If you find a cache, there are a few rules.

  • If there are items in the cache, you can only take one if you leave a different one.  No food of course.
  • Always hide the cache back where you find it.  Make sure you hide it so that it is just a difficult (or more difficult) than it was when you found it.
  • Sign and date the log book.  (you’ll probably want to log the find on the geocaching site too).

So, what does this have to do with the TEACHING with Technology blog?  Well, kids love treasure hunts!!  And what better way to get them outside and moving than a treasure hunt!  So here’s how you’d do it in the classroom.

  • Figure out a topic (I’ll list some ideas in a minute).
  • Hide caches (with puzzles or clues or questions) around the school yard.
  • Use the gps systems to make the location of the caches.
  • Send kids (groups of 4 would work) to go find the caches and solve the problems.

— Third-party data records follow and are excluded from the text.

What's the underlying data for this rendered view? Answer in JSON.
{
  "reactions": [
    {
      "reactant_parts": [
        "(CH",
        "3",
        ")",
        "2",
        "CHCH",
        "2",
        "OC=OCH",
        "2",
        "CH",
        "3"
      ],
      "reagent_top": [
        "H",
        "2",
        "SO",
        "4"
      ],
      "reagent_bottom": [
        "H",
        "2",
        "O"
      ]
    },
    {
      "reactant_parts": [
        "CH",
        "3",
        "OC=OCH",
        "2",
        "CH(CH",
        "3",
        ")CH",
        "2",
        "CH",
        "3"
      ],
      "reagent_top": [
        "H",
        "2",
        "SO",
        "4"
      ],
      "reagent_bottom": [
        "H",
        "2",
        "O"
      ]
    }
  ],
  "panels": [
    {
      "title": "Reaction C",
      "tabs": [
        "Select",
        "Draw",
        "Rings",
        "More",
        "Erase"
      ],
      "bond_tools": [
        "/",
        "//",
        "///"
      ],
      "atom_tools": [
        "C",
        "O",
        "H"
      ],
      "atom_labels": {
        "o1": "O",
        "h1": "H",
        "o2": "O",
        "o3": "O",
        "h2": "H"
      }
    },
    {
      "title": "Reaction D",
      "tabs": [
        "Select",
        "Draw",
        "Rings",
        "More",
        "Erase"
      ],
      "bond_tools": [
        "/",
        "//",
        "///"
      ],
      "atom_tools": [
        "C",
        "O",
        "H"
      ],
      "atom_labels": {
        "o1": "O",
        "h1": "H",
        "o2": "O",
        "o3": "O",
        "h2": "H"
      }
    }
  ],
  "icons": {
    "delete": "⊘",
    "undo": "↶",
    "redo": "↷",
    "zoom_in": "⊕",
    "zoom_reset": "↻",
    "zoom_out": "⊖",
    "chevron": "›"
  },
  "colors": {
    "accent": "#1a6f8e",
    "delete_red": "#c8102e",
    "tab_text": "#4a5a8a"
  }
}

I had the opportunity to observe a group of third grades geocaching last Friday.  The teacher, Meggen Devlin, developed a Science Lesson that incorporated the gps systems.  She had students find hidden caches full of pictures different types of “trash.”  Students retrieved the pictures, and then based on what they had learned from a previous part of the lesson, used the pictures to make predictions about the rate in which the different items they found (all types of materials) decompose.  The gps section of the lesson was just a part of a bigger lesson, but it sure got the kids excited and active, and make them think!

I’ve also had the opportunity to talk with fellow ITRT, and expert geocacher, Debbie Newman.  Debbie has created geocaching units to help students review for SOL tests.  You can view some of her resources here.

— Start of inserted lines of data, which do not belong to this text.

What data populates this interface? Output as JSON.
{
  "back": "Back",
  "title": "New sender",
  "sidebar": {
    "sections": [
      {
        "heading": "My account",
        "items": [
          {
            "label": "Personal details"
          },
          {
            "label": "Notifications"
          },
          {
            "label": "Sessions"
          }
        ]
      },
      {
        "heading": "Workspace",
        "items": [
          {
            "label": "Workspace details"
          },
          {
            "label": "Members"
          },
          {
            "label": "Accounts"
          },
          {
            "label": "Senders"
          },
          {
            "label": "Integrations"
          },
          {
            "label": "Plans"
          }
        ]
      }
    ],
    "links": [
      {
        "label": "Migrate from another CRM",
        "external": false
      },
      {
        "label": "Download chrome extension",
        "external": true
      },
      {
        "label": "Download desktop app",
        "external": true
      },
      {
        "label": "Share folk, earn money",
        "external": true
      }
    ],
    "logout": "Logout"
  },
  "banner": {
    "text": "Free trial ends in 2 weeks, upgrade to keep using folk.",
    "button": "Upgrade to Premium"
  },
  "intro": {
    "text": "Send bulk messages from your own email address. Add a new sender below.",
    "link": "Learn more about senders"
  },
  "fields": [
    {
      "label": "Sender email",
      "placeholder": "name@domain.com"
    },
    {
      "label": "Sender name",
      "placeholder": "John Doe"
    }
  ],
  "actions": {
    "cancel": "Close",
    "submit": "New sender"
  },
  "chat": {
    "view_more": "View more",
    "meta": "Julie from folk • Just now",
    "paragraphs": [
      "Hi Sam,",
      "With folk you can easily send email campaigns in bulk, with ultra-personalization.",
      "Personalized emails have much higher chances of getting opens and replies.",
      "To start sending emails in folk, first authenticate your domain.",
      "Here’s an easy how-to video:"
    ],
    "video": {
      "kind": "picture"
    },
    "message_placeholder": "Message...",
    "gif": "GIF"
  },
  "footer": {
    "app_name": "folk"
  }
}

Finally, our very own Victoria Salvat tried geocaching with Kindergartners!  She had parents help with the activity.  She hid Easter eggs full of sight words, and had students use the gps units to find them, and then read the words to the parent.  Here’s a video from her blog!

So what are some other ideas for using geocaching in the classroom?  Here are some ideas adapted from From: Jen Deyenberg on Twitter (@jdeyenberg):

  • Have students create shapes by marking waypoints for each corner.  Create a grid map showing the shapes and waypoints.
  • Hide caches with coins or other math items.  Have students solve math problems and bring back the correct answer.
  • Have students measure objects at each cache (pencils or some other object).  Have them find the average length.
  • Each cache has a clue to answer an ultimate problem.
  • Waypoint the corners of a space and then find the perimeter of it.
  • Have them find a type of triange at each cache.  When they are finished, have them sort by properties.

Some other ideas:

  • Have students find certain trees in the school yard.  Have the decide if it is deciduous or coniferous.
  • Hide objects dealing with a famous person.  Have the decide which person. (ex. peanut for G.W. Carver, baseball for Jackie Robinson, and so on.
  • Geo-Bingo!  Have students match pictures of items at their caches with a bingo card they carry.  I think we are going to do something like this with careers…matching careers with tools…in a Guidance class.

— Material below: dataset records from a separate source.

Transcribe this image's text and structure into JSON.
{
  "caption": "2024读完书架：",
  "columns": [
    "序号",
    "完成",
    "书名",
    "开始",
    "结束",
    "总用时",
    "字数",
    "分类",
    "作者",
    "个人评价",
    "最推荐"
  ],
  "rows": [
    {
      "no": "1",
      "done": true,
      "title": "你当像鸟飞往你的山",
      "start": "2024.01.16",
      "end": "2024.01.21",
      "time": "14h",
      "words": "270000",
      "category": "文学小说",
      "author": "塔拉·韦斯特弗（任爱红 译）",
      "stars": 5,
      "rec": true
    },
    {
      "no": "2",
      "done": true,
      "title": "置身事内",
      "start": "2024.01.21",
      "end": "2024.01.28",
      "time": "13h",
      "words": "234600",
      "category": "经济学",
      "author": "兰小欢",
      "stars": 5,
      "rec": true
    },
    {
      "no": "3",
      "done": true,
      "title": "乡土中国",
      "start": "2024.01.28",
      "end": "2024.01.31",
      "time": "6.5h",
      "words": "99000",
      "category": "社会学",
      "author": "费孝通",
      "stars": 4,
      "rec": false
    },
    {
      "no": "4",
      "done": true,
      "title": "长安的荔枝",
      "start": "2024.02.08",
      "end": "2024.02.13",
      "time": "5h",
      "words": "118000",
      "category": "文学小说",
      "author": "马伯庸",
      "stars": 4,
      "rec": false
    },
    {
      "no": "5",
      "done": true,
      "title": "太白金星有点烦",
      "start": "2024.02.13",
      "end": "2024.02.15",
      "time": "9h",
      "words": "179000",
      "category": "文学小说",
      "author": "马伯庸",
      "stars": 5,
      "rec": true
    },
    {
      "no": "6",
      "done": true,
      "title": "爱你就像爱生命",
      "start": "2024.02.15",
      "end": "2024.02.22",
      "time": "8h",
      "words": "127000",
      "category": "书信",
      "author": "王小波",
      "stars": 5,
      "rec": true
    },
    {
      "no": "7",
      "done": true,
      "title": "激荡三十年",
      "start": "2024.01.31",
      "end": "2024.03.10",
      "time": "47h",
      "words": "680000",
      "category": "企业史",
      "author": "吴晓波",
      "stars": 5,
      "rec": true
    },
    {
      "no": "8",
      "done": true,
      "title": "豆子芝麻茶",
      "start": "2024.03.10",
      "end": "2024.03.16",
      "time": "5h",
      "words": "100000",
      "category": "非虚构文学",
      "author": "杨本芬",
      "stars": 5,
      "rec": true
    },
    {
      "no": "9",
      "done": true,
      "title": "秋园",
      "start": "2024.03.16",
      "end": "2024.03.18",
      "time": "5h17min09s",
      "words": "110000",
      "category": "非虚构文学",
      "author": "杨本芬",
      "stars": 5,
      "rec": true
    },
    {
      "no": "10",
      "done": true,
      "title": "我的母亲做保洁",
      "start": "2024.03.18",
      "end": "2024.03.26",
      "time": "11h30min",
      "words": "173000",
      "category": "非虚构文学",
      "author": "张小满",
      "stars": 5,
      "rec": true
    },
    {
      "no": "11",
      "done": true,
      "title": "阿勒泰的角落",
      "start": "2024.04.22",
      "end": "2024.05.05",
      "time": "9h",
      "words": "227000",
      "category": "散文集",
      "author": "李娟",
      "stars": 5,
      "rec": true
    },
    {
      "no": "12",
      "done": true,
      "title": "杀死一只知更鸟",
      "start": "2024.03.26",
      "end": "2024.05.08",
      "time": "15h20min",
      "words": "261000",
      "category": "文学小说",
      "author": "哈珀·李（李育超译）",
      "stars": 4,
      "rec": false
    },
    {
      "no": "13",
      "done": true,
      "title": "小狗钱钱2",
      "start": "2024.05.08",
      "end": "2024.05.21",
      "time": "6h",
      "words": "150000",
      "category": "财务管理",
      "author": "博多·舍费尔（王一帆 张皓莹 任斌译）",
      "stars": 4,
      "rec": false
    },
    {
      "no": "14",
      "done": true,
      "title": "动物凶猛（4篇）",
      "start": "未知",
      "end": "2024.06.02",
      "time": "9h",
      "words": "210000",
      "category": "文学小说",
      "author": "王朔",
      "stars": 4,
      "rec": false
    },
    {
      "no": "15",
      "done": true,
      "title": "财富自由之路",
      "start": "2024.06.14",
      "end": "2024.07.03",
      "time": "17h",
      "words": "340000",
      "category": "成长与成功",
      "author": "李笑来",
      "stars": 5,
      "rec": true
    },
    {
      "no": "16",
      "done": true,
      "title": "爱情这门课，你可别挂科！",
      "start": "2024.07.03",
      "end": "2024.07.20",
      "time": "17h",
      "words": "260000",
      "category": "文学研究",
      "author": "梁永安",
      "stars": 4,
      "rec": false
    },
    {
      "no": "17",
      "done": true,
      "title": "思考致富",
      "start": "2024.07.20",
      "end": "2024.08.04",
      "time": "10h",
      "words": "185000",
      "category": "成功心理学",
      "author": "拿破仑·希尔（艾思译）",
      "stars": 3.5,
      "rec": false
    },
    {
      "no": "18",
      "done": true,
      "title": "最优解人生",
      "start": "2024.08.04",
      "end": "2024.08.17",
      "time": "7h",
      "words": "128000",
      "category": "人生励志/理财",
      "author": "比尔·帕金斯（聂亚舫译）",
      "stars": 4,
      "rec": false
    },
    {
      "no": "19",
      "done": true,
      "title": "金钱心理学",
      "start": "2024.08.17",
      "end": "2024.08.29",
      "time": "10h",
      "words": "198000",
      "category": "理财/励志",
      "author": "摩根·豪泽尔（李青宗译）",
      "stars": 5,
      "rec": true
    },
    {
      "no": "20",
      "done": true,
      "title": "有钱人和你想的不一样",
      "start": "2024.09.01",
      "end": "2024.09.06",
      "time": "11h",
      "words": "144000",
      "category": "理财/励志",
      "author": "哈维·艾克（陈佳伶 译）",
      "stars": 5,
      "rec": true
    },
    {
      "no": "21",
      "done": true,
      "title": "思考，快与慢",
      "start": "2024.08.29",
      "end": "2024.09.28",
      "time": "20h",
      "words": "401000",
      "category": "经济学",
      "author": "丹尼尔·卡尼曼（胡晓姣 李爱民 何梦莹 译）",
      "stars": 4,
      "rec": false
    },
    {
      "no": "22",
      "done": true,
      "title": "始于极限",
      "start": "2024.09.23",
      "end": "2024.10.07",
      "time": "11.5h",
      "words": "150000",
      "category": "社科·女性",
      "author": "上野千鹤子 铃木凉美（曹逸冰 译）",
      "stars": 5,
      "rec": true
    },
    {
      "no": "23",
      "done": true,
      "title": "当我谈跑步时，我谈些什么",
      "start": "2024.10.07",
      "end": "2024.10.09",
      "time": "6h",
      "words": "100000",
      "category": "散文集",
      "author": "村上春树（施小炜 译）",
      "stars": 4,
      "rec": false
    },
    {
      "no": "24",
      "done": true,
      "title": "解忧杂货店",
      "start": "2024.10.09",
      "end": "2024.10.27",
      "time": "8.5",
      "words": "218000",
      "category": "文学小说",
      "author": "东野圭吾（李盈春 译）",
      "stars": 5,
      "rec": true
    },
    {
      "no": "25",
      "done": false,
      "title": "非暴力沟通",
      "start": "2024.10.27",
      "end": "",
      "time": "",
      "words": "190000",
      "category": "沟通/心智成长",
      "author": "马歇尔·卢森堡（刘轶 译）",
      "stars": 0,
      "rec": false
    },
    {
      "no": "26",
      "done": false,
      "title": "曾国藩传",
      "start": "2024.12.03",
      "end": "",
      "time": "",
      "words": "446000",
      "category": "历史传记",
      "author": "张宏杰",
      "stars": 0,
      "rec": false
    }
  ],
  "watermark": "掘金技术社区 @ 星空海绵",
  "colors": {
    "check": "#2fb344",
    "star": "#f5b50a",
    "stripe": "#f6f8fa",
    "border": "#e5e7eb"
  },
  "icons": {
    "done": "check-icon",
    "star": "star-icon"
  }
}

If you get fancy, you may want to place a travel coin or a geobug in a cache, and track it with your students!  Or create your own cache, and track who visits, and where they are from!

We have a classroom set of GPS units that you can use in the classroom!  Just let your librarian or I know, and well be glad to make sure the set is delivered to you.  I would love to help you set up and run the activity as well.

Does anyone have anymore great ideas?  If so, please post below!